Fake titties should be able inflate and deflate like tires. So on Saturday you can put on your Double D hooker titties or Sunday put on your size B church tits.
you'd think he'd be slightly more humble with a penis that small
We just made mixed drinks in the bathroom of burger king. This is sad.
at one point last night, you were literally auctioning me off. "reeeally drunk hot girl ! we'll start the bidding at an ice cold corona. oh, we have a bidder! do i hear a shot of whiskey? going once, going twice.."
youre welcome
i will replace your cream cheese. there's enough for breakfast. you are my friend. i had guests we wanted bagels so bad im sorry. i left you notes. i love you. you have enough for a bagel or two and i will get you more. you are so pretty.
i totally just wrapped her wedding gift in tin foil. These are the skills 2 bachelor's degrees have given me.
Just woke up to find myself cooking eggs on the imaginary stove in my room.
Explain it like you would if you were talking to a 5 yo
Wait no, like you would to a stoned high school freshman.
He just asked me if I'd be interested in couples therapy. Fuck my life.
Honest to god.. She looks better fat. I never would have imagined those words coming out of my mouth, EVER.
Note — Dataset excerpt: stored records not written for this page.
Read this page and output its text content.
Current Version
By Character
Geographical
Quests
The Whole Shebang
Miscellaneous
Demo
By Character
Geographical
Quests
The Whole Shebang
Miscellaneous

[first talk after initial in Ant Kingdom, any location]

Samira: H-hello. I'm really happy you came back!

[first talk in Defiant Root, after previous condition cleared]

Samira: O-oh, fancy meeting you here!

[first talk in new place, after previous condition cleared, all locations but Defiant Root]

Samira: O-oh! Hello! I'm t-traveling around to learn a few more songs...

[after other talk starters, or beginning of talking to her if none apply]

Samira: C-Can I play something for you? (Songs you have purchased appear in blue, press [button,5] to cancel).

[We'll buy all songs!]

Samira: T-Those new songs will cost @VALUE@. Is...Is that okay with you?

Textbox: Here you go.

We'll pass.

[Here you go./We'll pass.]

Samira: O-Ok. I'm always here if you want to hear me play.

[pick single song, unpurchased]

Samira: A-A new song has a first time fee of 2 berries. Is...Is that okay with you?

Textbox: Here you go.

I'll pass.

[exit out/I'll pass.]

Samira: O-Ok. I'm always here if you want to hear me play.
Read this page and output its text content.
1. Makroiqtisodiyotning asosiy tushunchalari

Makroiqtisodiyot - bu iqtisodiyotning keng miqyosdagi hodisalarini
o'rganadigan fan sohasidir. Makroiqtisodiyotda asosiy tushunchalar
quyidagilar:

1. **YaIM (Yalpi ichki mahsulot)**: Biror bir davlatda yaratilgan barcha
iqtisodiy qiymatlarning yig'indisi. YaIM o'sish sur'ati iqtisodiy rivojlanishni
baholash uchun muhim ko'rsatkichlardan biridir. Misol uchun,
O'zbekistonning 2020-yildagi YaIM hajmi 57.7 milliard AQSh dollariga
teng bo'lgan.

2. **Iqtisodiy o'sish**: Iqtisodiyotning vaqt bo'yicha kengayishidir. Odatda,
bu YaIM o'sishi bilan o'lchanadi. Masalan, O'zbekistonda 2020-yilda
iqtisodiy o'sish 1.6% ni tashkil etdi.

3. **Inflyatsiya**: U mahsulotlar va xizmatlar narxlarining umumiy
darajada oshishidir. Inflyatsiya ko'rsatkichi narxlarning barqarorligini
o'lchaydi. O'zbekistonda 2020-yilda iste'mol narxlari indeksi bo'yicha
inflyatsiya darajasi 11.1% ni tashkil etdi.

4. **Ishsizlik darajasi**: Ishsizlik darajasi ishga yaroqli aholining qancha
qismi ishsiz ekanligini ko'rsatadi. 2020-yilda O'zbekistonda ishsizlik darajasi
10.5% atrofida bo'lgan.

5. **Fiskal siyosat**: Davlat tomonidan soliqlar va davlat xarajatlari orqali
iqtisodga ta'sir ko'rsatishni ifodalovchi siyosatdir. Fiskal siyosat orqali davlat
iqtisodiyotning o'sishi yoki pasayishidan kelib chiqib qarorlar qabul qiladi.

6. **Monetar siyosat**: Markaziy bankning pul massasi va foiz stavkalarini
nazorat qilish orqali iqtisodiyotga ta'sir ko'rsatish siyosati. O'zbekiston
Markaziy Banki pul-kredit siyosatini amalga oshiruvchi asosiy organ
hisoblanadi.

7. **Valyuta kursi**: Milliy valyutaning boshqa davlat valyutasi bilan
It's all fun and games until some random starts jerking it on the deck.
In light of this week's heat-wave, we are having a house vote tonight on the temporary suspension of the "no smoking indoors" clause. Please bring your voting cards to the living room at 6:30pm
Point of Clarification: by "voting card" we mean a full beer and/or shots
In my dream I had to eat so many peanut butter and Nutella sandwiches
your mom was just petting me...I am strangely comfortable with it
I woke up to pee last night, got out of bed and proceeded to stand there because I had no idea where I was. Then, I heard my sexy as fuck personal trainers voice. Well-played blacked out me.